L’avantage du service PROMPTS, c’est aussi qu’il collabore avec les professionnels de la santé présents sur le terrain.

« Nous ne faisons que compléter le travail des sages-femmes, nous ne les remplaçons pas. Certains craignent que l’intelligence artificielle prenne la place des professionnels, mais ce n’est pas le cas ici. »

« Nous utilisons des renseignements de santé existants basés sur les politiques du pays. Nous les convertissons ensuite au format numérique pour les partager avec les mères. Ce n’est donc pas entièrement nouveau. Nous nous appuyons sur ce qui existe déjà. »

John Hammond

Coordonnateur du programme PROMPTS, Accra - Ghana

Rapprocher les soins de santé des foyers

 

Responsable de la mobilisation du public pour Oxfam Ghana à Ashaiman, Archibald Adams est du même avis que Mmes Addo et Sefako : les mères ont besoin de services de santé le plus près possible de chez elles, et il importe de soulager la pression sur l’hôpital municipal d’Ashaiman.

« Nous devons trouver des façons de transmettre le savoir aux plus petits établissements afin qu’ils puissent prendre en charge des patientes à leur niveau », suggère M. Adams.

S’adressant à deux infirmières, il indique : « Cela réduira aussi la pression qui pèse sur vous jusqu’à ce que vous soyez équipées sur le plan logistique pour pouvoir prendre toutes ces patientes en charge. »

Fauzia Abdul-Rahman, coordonnatrice du programme Pouvoir Choisir, explique que d’autres initiatives de CHPS ont contribué à former des sages-femmes. Elle partage l’avis de son collègue, notant l’effet positif de la formation du personnel dans les petits établissements de santé.

Les différents services offerts à l’hôpital municipal d’Ashaiman. (© Jahanzeb Hussain/Future of Good)

 

Pour M. Hammond et ses collègues à Accra, la solution pour remédier aux manquements est de réduire le premier retard dans les soins maternels, soit celui de l’obtention de l’information. Et ils ont des données pour appuyer leurs dires.

Jacaranda Health avait fixé un objectif initial de 10 % de mères posant des questions, et un taux d’interaction global de 50 %. Les données de l’organisme montrent que 65 % des participantes au projet pilote ont posé une question ou répondu à un questionnaire, soit des chiffres qui dépassent les attentes. Les participantes ont posé plus de 2 000 questions, dont la plupart portaient sur des sujets généraux liés à la grossesse.

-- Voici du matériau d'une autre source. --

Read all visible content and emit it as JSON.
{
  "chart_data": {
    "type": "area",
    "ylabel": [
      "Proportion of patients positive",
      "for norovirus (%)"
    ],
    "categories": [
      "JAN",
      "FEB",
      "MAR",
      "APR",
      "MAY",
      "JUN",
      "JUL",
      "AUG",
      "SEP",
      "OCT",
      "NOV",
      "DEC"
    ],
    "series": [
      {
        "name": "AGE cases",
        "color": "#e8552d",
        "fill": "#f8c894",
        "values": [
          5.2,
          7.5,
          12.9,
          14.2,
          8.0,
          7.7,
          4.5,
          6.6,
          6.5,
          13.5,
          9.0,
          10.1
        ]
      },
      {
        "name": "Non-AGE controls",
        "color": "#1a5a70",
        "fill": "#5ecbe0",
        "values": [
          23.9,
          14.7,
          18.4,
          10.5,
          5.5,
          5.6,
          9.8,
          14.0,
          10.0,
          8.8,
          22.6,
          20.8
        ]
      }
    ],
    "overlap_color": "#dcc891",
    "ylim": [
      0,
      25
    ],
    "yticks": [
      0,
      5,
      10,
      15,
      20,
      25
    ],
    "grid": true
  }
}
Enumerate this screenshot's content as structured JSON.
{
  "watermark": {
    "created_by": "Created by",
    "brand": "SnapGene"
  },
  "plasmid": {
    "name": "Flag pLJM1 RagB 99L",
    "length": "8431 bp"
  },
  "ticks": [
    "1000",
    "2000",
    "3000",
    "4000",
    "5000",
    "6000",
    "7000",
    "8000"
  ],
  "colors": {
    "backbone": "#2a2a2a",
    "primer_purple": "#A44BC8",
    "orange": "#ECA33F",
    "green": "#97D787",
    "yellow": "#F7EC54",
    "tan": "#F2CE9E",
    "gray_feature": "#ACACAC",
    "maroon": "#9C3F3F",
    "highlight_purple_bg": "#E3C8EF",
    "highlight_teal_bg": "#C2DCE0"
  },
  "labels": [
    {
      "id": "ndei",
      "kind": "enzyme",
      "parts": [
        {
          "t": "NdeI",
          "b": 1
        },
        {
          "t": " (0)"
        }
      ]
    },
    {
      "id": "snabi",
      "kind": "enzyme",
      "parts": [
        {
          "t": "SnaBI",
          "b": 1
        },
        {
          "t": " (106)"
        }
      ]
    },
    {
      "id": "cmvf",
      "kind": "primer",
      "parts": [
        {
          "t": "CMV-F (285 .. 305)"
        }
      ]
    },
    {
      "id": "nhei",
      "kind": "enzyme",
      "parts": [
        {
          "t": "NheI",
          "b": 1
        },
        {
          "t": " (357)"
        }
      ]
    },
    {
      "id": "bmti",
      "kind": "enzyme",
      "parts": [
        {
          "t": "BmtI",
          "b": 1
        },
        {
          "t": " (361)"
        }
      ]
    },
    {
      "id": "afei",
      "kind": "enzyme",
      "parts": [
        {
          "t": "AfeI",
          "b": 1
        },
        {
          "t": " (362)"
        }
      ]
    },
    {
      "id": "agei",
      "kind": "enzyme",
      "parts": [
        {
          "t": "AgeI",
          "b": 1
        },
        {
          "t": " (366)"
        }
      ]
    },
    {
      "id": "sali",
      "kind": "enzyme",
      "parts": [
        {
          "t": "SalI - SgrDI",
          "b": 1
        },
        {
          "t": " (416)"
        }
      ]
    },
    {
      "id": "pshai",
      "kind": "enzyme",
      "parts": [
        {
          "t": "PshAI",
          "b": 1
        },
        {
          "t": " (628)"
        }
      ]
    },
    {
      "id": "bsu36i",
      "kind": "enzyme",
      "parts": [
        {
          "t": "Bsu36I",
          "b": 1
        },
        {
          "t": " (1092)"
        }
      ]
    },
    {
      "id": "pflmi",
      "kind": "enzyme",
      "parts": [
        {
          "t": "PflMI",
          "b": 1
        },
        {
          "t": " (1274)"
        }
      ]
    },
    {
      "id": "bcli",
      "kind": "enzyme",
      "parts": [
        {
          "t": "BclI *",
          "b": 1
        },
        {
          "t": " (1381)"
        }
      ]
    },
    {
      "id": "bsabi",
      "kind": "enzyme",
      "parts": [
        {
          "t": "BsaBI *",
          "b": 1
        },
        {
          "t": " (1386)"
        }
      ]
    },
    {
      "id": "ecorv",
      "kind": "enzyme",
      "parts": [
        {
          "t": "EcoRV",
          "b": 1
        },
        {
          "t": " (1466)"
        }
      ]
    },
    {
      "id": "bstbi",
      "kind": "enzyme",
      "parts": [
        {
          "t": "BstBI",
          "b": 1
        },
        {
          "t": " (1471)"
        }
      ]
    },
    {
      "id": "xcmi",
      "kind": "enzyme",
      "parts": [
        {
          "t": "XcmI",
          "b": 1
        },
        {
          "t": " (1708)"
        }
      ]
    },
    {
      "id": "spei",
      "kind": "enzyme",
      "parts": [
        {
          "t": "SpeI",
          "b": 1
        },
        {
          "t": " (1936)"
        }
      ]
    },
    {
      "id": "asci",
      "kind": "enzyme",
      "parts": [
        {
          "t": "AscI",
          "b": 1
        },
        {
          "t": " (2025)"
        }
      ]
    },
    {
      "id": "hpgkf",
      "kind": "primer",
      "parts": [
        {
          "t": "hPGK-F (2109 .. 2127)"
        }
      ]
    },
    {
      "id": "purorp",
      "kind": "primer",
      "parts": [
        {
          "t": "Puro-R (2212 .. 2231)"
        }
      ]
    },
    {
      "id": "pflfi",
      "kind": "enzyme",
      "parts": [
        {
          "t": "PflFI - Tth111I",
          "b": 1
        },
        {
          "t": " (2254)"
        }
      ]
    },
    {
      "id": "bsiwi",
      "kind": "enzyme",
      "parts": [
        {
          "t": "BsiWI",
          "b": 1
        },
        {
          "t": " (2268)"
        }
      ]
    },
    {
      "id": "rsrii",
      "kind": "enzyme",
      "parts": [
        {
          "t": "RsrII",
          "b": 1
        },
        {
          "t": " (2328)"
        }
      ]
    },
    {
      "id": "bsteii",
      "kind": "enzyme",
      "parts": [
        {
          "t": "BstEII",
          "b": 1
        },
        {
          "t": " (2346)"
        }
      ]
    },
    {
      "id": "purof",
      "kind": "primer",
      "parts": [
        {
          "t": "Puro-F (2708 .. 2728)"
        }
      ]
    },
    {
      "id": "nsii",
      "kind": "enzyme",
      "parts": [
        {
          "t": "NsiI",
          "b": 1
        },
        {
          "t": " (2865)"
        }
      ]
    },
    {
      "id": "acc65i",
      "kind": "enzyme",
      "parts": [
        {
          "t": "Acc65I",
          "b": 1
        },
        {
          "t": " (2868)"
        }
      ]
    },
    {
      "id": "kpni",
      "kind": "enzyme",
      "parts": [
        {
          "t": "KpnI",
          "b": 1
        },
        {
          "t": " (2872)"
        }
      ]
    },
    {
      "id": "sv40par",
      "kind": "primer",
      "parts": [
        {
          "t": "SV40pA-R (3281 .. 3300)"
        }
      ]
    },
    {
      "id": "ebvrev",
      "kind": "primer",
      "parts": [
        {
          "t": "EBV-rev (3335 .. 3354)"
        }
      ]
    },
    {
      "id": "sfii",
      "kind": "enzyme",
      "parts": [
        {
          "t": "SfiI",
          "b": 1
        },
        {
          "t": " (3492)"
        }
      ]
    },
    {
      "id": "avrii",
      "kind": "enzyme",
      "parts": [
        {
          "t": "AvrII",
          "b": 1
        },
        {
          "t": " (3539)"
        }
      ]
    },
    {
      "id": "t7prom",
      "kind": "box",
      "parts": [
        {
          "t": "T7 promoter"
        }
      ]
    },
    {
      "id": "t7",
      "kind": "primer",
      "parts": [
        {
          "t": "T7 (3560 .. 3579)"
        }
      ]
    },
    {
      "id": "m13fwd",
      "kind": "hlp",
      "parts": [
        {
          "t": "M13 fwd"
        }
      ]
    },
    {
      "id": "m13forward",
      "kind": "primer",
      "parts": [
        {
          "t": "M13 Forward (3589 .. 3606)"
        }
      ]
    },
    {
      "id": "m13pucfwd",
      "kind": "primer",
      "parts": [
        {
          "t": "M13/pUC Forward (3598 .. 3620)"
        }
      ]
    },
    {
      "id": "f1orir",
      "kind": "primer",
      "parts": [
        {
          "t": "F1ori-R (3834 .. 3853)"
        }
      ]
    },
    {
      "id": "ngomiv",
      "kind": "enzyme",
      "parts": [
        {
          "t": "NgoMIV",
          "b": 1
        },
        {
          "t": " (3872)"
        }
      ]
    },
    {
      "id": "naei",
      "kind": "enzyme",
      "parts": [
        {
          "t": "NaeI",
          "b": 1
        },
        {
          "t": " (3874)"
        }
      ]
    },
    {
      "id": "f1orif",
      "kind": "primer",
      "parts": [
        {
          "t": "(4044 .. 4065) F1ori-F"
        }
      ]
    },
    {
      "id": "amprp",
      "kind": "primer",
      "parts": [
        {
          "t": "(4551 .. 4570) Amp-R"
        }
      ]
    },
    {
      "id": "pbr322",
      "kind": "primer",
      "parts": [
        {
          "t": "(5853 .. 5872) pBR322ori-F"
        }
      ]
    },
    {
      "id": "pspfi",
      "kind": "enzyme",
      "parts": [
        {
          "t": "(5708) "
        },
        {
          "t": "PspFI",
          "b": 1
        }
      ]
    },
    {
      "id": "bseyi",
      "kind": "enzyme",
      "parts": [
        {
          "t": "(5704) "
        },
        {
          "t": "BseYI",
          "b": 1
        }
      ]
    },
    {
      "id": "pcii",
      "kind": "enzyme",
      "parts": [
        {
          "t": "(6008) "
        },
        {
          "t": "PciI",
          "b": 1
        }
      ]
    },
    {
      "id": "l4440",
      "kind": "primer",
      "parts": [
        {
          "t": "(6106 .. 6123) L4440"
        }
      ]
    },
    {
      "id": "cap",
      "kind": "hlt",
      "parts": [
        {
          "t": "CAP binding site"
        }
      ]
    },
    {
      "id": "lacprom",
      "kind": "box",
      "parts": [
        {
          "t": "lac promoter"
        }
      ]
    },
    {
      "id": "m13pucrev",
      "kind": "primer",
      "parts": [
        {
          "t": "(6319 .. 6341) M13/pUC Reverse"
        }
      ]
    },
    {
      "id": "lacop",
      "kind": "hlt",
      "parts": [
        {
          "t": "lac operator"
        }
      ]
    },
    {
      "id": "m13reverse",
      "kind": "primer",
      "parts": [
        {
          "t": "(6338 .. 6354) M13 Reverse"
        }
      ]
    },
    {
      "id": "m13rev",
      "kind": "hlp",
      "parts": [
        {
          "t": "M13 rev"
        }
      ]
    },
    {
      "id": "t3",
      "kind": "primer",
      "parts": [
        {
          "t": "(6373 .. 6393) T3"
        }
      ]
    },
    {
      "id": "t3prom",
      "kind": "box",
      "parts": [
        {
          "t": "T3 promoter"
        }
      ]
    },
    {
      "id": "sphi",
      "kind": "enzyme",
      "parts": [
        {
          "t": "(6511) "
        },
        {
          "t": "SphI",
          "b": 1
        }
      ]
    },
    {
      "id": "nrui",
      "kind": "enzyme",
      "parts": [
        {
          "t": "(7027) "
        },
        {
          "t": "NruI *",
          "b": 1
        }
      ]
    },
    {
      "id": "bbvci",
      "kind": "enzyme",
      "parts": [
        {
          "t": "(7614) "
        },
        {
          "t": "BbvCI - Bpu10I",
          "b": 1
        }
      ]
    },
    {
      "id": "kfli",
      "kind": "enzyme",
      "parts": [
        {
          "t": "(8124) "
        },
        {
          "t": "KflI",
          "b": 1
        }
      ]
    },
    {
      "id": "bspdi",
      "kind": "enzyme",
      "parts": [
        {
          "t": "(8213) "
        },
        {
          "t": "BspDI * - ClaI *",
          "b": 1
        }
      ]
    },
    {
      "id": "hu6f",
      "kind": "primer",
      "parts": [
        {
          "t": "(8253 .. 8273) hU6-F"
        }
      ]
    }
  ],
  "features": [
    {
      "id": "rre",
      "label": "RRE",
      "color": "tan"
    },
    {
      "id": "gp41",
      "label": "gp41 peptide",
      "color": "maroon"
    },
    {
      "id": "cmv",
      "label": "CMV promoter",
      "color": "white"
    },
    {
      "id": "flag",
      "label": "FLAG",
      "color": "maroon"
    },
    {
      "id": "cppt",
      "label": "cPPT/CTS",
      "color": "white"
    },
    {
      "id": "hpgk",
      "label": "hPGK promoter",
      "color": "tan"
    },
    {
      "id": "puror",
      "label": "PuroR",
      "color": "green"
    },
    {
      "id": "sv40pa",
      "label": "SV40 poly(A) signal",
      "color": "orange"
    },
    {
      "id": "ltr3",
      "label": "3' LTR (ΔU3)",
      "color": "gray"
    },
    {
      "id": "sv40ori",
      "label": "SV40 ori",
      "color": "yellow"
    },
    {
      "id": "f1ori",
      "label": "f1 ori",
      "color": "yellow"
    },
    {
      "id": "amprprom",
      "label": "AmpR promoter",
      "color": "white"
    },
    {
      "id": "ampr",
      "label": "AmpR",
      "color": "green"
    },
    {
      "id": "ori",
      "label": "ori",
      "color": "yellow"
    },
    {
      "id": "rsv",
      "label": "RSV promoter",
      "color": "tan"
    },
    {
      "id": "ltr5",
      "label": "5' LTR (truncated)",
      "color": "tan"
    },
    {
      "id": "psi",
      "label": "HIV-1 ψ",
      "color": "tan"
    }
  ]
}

Jacaranda Health prévoit d’étendre le service de messagerie texte un district à la fois jusqu’à couvrir tout le Ghana.

Comme au Kenya, où PROMPTS a bénéficié à environ trois millions de mères, le programme au Ghana vise également à intégrer dans ses services les transports, par ambulance par exemple, afin de réduire encore plus les retards dans l’accès aux soins.

« Dans le fond, nous facilitons l’accès aux soins de santé pour les mères grâce à leur téléphone cellulaire. »

« Nous transformons les cellulaires en hôpitaux mobiles. »

Elizabeth Oduro

Agente au centre d’assistance

Jahanzeb Hussain réalise des reportages sur l’aide et la coopération internationales. Titulaire d’une maîtrise de recherche en anthropologie de l’École des hautes études en sciences sociales de Paris, il compte plus de dix ans d’expérience en journalisme et en recherche dans de nombreux pays. Il vit actuellement à Montréal.